By the end of summer, the temporary Tent City refugee camp had been cleared out of the township, but the negative impression among neighbors remained—a fact that did not deter the pastor from making an offer on the church in Ashland last October.

But soon the parish fell behind on its bills, compelling the Camden Diocese to allow Khan to borrow from his own down payment to stay afloat, according to Diocese spokesman Peter Feuerherd. By the time the spring sale date came around, not only had Solid Rock failed to replenish the borrowed escrow funds, but rent had not been paid for months. “At that point, the agreement of sale was terminated,” Feuerherd says. “Those were the agreed-upon terms, they were violated, and the deal was void.” But Khan contended that Solid Rock was still within its rights to extend the lease and eventually pay the full sticker price. The “real reason” for voiding the deal, he says, was pressure put on the Diocese by the Cherry Hill community.

After all, following Bacino’s arrest word had spread like wildfire, with the smoke soon reaching the office of Mayor Bernie Platt. He and township officials scrambled to put together several public meetings between hundreds of outraged community members and Khan, in an effort to douse the flames. But the volatile, standing-room-only gatherings in early April only seemed to foment them. Tempers flared. Fingers were pointed. Residents demanded to know why they were not informed of Holy Rosary’s sale and its subsequent “secret” occupation.

As for Khan, he says he knew that Bacino had a record, but not the full extent of his criminal history. Micah Khan insists that, while The Nehemiah Group keeps its central office in Ashland, the vast majority of its operations take place in Camden. “We’re operating in the inner city, where we can reach people in need of help directly—not importing them into Cherry Hill,” he says.

“My father could have easily taken ‘Nehemiah Group’ off the website or off the building and appeased everyone,” Micah adds. “But that’s not the kind of person he is.” (Keashen notes that, in any case, it’s not quite so simple: “By law, Solid Rock is not allowed to do anything on the property unless it is connected to education or worship…. Pastor Khan has promised the community and the Ashland neighborhood in particular that no programs related to The Nehe?miah Group would be run on the church property.”)

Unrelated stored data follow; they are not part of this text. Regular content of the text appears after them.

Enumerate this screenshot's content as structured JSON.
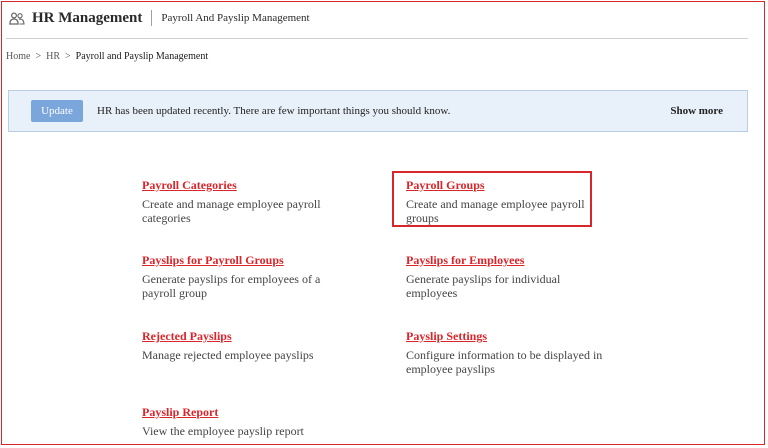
{
  "header": {
    "icon": "users-icon",
    "title": "HR Management",
    "subtitle": "Payroll And Payslip Management"
  },
  "breadcrumb": {
    "items": [
      "Home",
      "HR"
    ],
    "current": "Payroll and Payslip Management"
  },
  "banner": {
    "button_label": "Update",
    "message": "HR has been updated recently. There are few important things you should know.",
    "show_more": "Show more"
  },
  "cards": [
    {
      "title": "Payroll Categories",
      "desc": "Create and manage employee payroll categories"
    },
    {
      "title": "Payroll Groups",
      "desc": "Create and manage employee payroll groups"
    },
    {
      "title": "Payslips for Payroll Groups",
      "desc": "Generate payslips for employees of a payroll group"
    },
    {
      "title": "Payslips for Employees",
      "desc": "Generate payslips for individual employees"
    },
    {
      "title": "Rejected Payslips",
      "desc": "Manage rejected employee payslips"
    },
    {
      "title": "Payslip Settings",
      "desc": "Configure information to be displayed in employee payslips"
    },
    {
      "title": "Payslip Report",
      "desc": "View the employee payslip report"
    }
  ],
  "colors": {
    "accent": "#d9262b",
    "banner_bg": "#e8f0fa",
    "button": "#7aa6dc"
  }
}
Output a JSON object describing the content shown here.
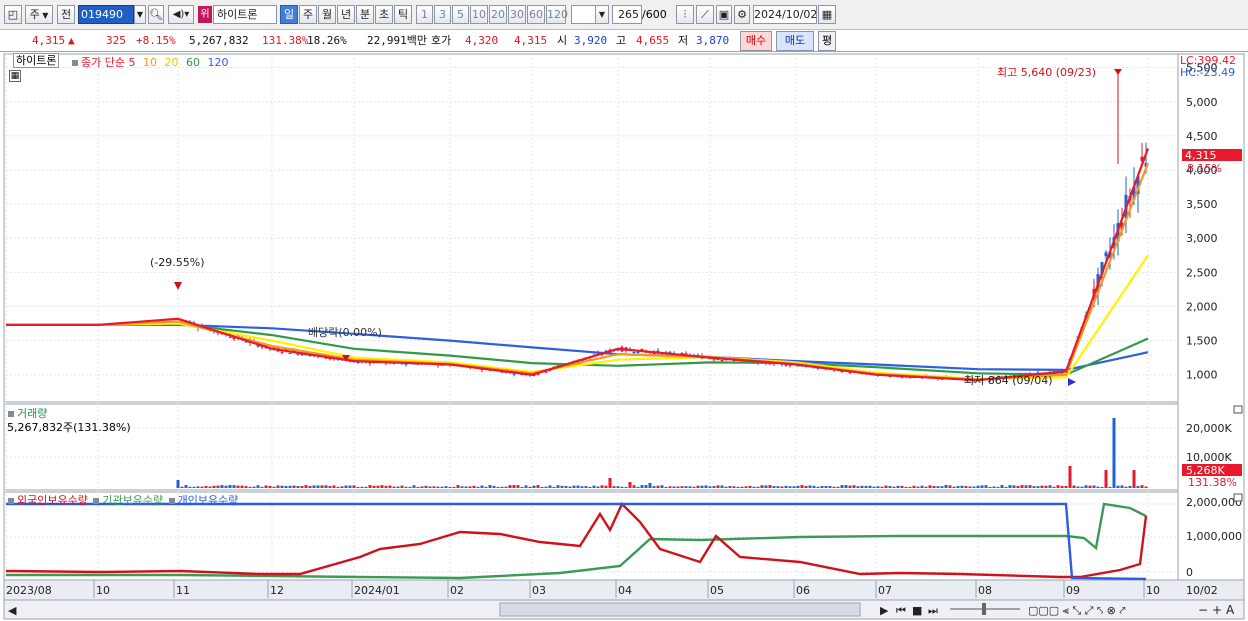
{
  "toolbar": {
    "market": "주",
    "prev": "전",
    "code": "019490",
    "badge": "위",
    "name": "하이트론",
    "periods": [
      "일",
      "주",
      "월",
      "년",
      "분",
      "초",
      "틱"
    ],
    "intervals": [
      "1",
      "3",
      "5",
      "10",
      "20",
      "30",
      "60",
      "120"
    ],
    "count": "265",
    "count_total": "/600",
    "date": "2024/10/02"
  },
  "quote": {
    "price": "4,315",
    "arrow": "▲",
    "change": "325",
    "change_pct": "+8.15%",
    "volume": "5,267,832",
    "volume_ratio": "131.38%",
    "turnover": "18.26%",
    "amount": "22,991백만",
    "hoga_label": "호가",
    "ask": "4,320",
    "bid": "4,315",
    "open_label": "시",
    "open": "3,920",
    "high_label": "고",
    "high": "4,655",
    "low_label": "저",
    "low": "3,870",
    "buy_label": "매수",
    "sell_label": "매도",
    "pyeong_label": "평"
  },
  "price_panel": {
    "stock_label": "하이트론",
    "ma_title": "종가 단순",
    "ma_periods": [
      "5",
      "10",
      "20",
      "60",
      "120"
    ],
    "lc": "LC:399.42",
    "hc": "HC:-23.49",
    "max_label": "최고 5,640 (09/23)",
    "min_label": "최저 864 (09/04)",
    "drop_label": "(-29.55%)",
    "rights_label": "배당락(0.00%)",
    "price_ticks": [
      "5,500",
      "5,000",
      "4,500",
      "4,000",
      "3,500",
      "3,000",
      "2,500",
      "2,000",
      "1,500",
      "1,000"
    ],
    "current_price": "4,315",
    "current_pct": "8.15%"
  },
  "volume_panel": {
    "title": "거래량",
    "value_label": "5,267,832주(131.38%)",
    "ticks": [
      "20,000K",
      "10,000K"
    ],
    "current": "5,268K",
    "current_pct": "131.38%"
  },
  "holding_panel": {
    "legend": [
      "외국인보유수량",
      "기관보유수량",
      "개인보유수량"
    ],
    "ticks": [
      "2,000,000",
      "1,000,000",
      "0"
    ]
  },
  "x_axis": {
    "labels": [
      "2023/08",
      "10",
      "11",
      "12",
      "2024/01",
      "02",
      "03",
      "04",
      "05",
      "06",
      "07",
      "08",
      "09",
      "10",
      "10/02"
    ]
  },
  "colors": {
    "ma5": "#e8192c",
    "ma10": "#f29a1f",
    "ma20": "#fff200",
    "ma60": "#2e9b47",
    "ma120": "#2f5fe0",
    "up_candle": "#e8192c",
    "down_candle": "#1e63d6",
    "foreign": "#d0111b",
    "institution": "#3a9a56",
    "individual": "#2c5ce0"
  },
  "chart_data": {
    "type": "line",
    "title": "",
    "xlabel": "",
    "ylabel": "",
    "x": [
      "2023/08",
      "2023/10",
      "2023/11",
      "2023/12",
      "2024/01",
      "2024/02",
      "2024/03",
      "2024/04",
      "2024/05",
      "2024/06",
      "2024/07",
      "2024/08",
      "2024/09",
      "2024/10"
    ],
    "series": [
      {
        "name": "5",
        "values": [
          1730,
          1730,
          1820,
          1380,
          1200,
          1150,
          1000,
          1380,
          1250,
          1150,
          1000,
          920,
          1050,
          4315
        ]
      },
      {
        "name": "10",
        "values": [
          1730,
          1730,
          1780,
          1420,
          1220,
          1160,
          1020,
          1300,
          1260,
          1160,
          1010,
          930,
          1000,
          4100
        ]
      },
      {
        "name": "20",
        "values": [
          1730,
          1730,
          1750,
          1500,
          1250,
          1180,
          1040,
          1220,
          1260,
          1180,
          1030,
          940,
          960,
          2750
        ]
      },
      {
        "name": "60",
        "values": [
          1730,
          1730,
          1740,
          1580,
          1380,
          1280,
          1170,
          1130,
          1180,
          1170,
          1110,
          1020,
          1000,
          1530
        ]
      },
      {
        "name": "120",
        "values": [
          1730,
          1730,
          1730,
          1680,
          1600,
          1500,
          1400,
          1300,
          1260,
          1200,
          1150,
          1080,
          1070,
          1330
        ]
      }
    ],
    "ylim": [
      600,
      5700
    ],
    "max": {
      "value": 5640,
      "date": "09/23"
    },
    "min": {
      "value": 864,
      "date": "09/04"
    }
  }
}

For his part, Khan has maintained a come-on-in attitude, making a concerted effort to invite neighborhood residents to Solid Rock’s family events, such as picnics and barbecues, as well as Sunday mass. He has also publicized social outreach events: an annual school-supply giveaway, a Thanksgiving dinner for the homeless, a holiday toy drive, and an Easter food handout that distributes nearly 40,000 pounds of non-perishables every year. As well, Khan says he has implemented new guidelines for hiring or boarding people at his church.

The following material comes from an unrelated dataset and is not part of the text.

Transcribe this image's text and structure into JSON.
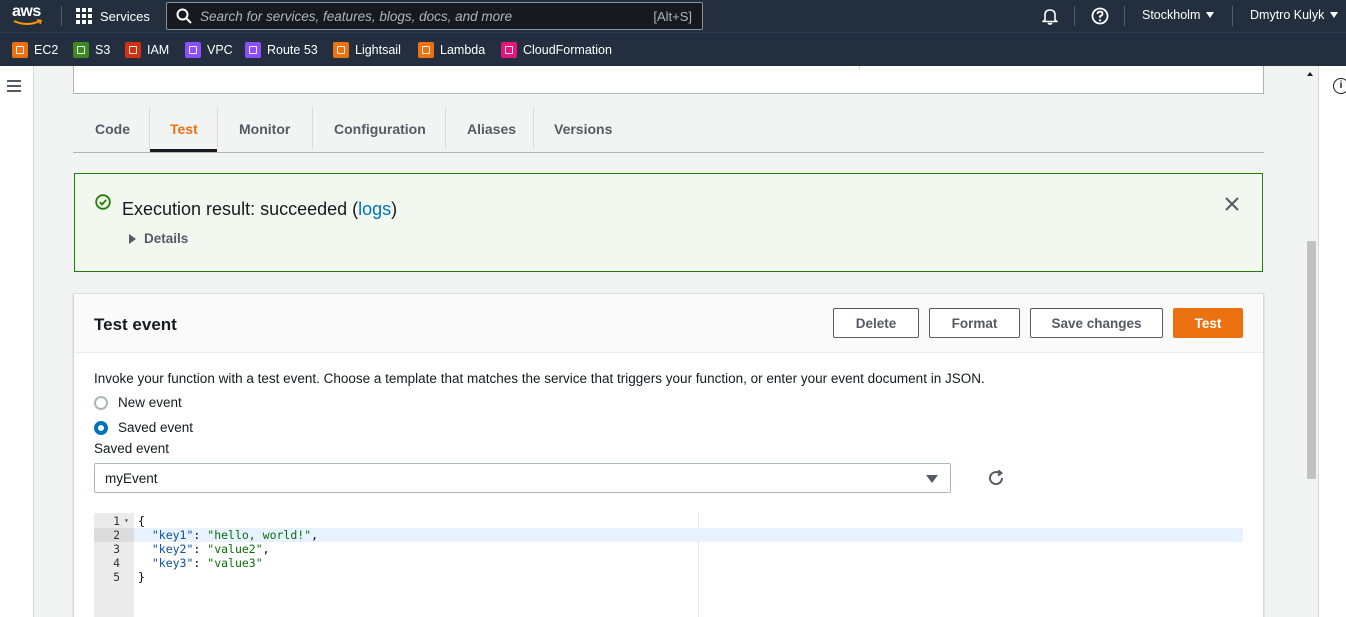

As for the church building itself, the unflappable pastor has managed to pry open yet another window. He managed to renegotiate the lease, bumping the official purchase date to January 2012. “I don’t allow myself to get distracted by negativity,” Khan says. “And I knew we’d eventually win everyone over.”

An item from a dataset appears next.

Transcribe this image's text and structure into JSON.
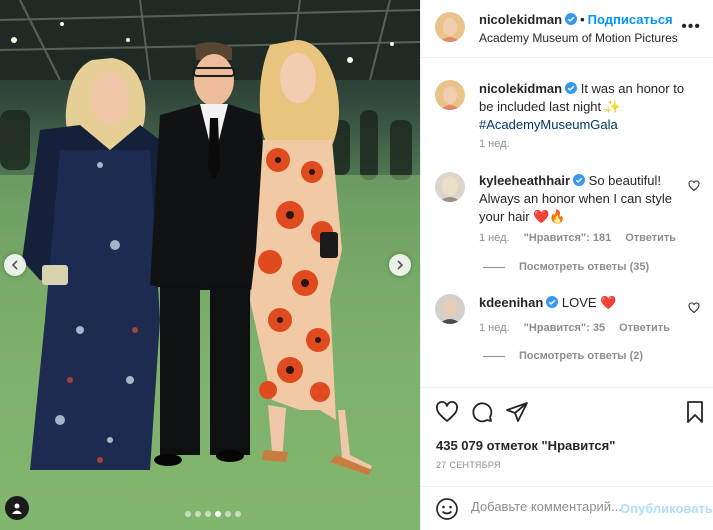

Cultivating goodwill at Solid Rock’s new location hasn’t been easy, but Khan says he takes it as “an assignment from God.” There were plenty of buildings throughout South Jersey that could have been chosen, Khan says, “but we felt like this was our spot. I was raised in this town, I know this town, and there’s no other place I’d like my church to be. I’m just glad we can continue our mission here—Amen to that.”

Published (and copyrighted) in South Jersey Magazine, Volume 8, Issue 4 (July, 2011).